Во всех больших портах начал справляться я, кто хочет продать… И вот, в Либаве один разорившийся предприниматель предложил мне купить свою шхуну «Церера»… Я купил ее — и даже дешевле, чем предполагал!
Отец завещал мне: «Покупай надежное». Я не исполнил его совета. Судно нельзя было назвать надежным. Впрочем, что же нужно для каботажного плавания?

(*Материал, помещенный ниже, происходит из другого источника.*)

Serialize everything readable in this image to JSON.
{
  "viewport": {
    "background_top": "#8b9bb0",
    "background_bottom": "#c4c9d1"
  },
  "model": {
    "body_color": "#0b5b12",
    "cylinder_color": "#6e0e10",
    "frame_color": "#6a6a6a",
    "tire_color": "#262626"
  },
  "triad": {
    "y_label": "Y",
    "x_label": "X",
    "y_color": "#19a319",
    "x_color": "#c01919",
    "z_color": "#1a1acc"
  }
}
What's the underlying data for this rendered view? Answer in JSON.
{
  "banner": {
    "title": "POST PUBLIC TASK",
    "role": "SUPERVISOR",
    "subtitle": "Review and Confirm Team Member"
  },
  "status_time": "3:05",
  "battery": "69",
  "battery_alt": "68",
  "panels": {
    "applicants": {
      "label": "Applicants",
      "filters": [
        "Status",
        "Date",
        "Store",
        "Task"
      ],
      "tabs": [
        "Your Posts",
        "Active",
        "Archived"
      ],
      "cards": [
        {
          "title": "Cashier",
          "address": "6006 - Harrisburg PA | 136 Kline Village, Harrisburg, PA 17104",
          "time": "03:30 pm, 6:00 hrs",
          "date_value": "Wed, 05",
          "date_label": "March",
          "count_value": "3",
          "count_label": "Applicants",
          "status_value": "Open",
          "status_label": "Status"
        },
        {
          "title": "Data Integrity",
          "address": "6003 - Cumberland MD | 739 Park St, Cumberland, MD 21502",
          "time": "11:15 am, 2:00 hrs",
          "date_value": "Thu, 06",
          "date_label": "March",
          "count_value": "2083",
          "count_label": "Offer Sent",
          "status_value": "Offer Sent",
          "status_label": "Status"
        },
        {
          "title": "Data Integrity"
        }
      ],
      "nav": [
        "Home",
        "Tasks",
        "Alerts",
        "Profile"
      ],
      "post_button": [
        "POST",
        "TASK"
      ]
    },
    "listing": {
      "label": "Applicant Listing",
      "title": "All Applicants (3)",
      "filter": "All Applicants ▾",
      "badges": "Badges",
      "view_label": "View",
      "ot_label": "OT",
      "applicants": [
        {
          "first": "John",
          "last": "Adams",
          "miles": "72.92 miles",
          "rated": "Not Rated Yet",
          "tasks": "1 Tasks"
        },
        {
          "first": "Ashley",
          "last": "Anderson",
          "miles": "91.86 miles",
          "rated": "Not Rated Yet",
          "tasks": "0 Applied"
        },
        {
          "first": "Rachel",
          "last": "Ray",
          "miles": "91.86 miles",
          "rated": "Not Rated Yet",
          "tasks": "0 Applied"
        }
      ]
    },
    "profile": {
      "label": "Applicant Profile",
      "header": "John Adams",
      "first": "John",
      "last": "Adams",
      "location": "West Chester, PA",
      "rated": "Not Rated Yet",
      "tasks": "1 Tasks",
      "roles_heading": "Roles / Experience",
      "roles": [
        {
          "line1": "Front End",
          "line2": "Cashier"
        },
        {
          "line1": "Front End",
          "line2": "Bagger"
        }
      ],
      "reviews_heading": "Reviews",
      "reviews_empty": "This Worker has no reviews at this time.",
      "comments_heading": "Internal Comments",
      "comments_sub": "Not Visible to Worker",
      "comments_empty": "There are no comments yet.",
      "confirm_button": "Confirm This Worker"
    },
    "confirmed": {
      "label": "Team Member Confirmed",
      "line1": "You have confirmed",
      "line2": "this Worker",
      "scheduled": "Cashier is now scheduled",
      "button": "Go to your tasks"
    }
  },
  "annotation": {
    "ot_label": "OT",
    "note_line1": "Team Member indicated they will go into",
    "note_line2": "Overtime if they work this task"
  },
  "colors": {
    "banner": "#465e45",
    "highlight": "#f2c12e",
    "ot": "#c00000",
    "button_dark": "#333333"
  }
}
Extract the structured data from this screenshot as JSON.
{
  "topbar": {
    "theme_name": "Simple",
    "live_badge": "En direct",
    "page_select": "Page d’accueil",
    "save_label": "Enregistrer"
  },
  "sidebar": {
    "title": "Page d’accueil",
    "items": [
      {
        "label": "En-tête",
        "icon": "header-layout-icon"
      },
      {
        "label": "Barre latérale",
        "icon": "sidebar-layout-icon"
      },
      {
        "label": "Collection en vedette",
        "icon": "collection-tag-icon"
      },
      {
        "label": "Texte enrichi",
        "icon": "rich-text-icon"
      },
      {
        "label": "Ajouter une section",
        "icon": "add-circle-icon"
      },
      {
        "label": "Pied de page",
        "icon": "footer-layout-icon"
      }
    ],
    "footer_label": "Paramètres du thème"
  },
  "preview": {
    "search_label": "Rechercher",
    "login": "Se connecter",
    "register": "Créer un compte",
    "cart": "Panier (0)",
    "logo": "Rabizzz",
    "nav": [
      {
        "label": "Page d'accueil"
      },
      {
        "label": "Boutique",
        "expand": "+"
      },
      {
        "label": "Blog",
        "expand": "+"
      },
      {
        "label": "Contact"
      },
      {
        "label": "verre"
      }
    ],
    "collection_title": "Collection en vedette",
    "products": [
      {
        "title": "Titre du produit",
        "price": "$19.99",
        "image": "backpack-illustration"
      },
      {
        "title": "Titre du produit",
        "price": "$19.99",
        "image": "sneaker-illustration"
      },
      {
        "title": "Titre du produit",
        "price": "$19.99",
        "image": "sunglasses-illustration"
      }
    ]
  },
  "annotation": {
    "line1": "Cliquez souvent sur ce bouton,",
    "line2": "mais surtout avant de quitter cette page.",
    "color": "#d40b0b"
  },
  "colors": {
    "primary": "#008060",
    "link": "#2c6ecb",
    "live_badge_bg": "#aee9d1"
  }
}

Много надо было переделать на нем… Ну, всего нельзя было сделать сразу… Ремонт поглотил остатки моего капитала. Я сделал даже — первый раз в жизни — долги… И вот, чтобы погасить их, я совершил поступок… Его можно, конечно, назвать бесчестным, хотя, вернее — незаконным. Я согласился провезти четырех пассажиров, хотя знал наверное, что они везут контрабанду… В Эстонию… Они обещали хорошо заплатить… А векселя ведь не ждут… И еще второе… Принимая пассажиров, я должен был позаботиться об их безопасности. А что у нас было? Одна жалкая шлюпчонка, ветхая, ненадежная, мало спасательных кругов, а пояса какие-то дрянные… Когда мы вышли, ничто не предвещало бури. Она налетела как то внезапно…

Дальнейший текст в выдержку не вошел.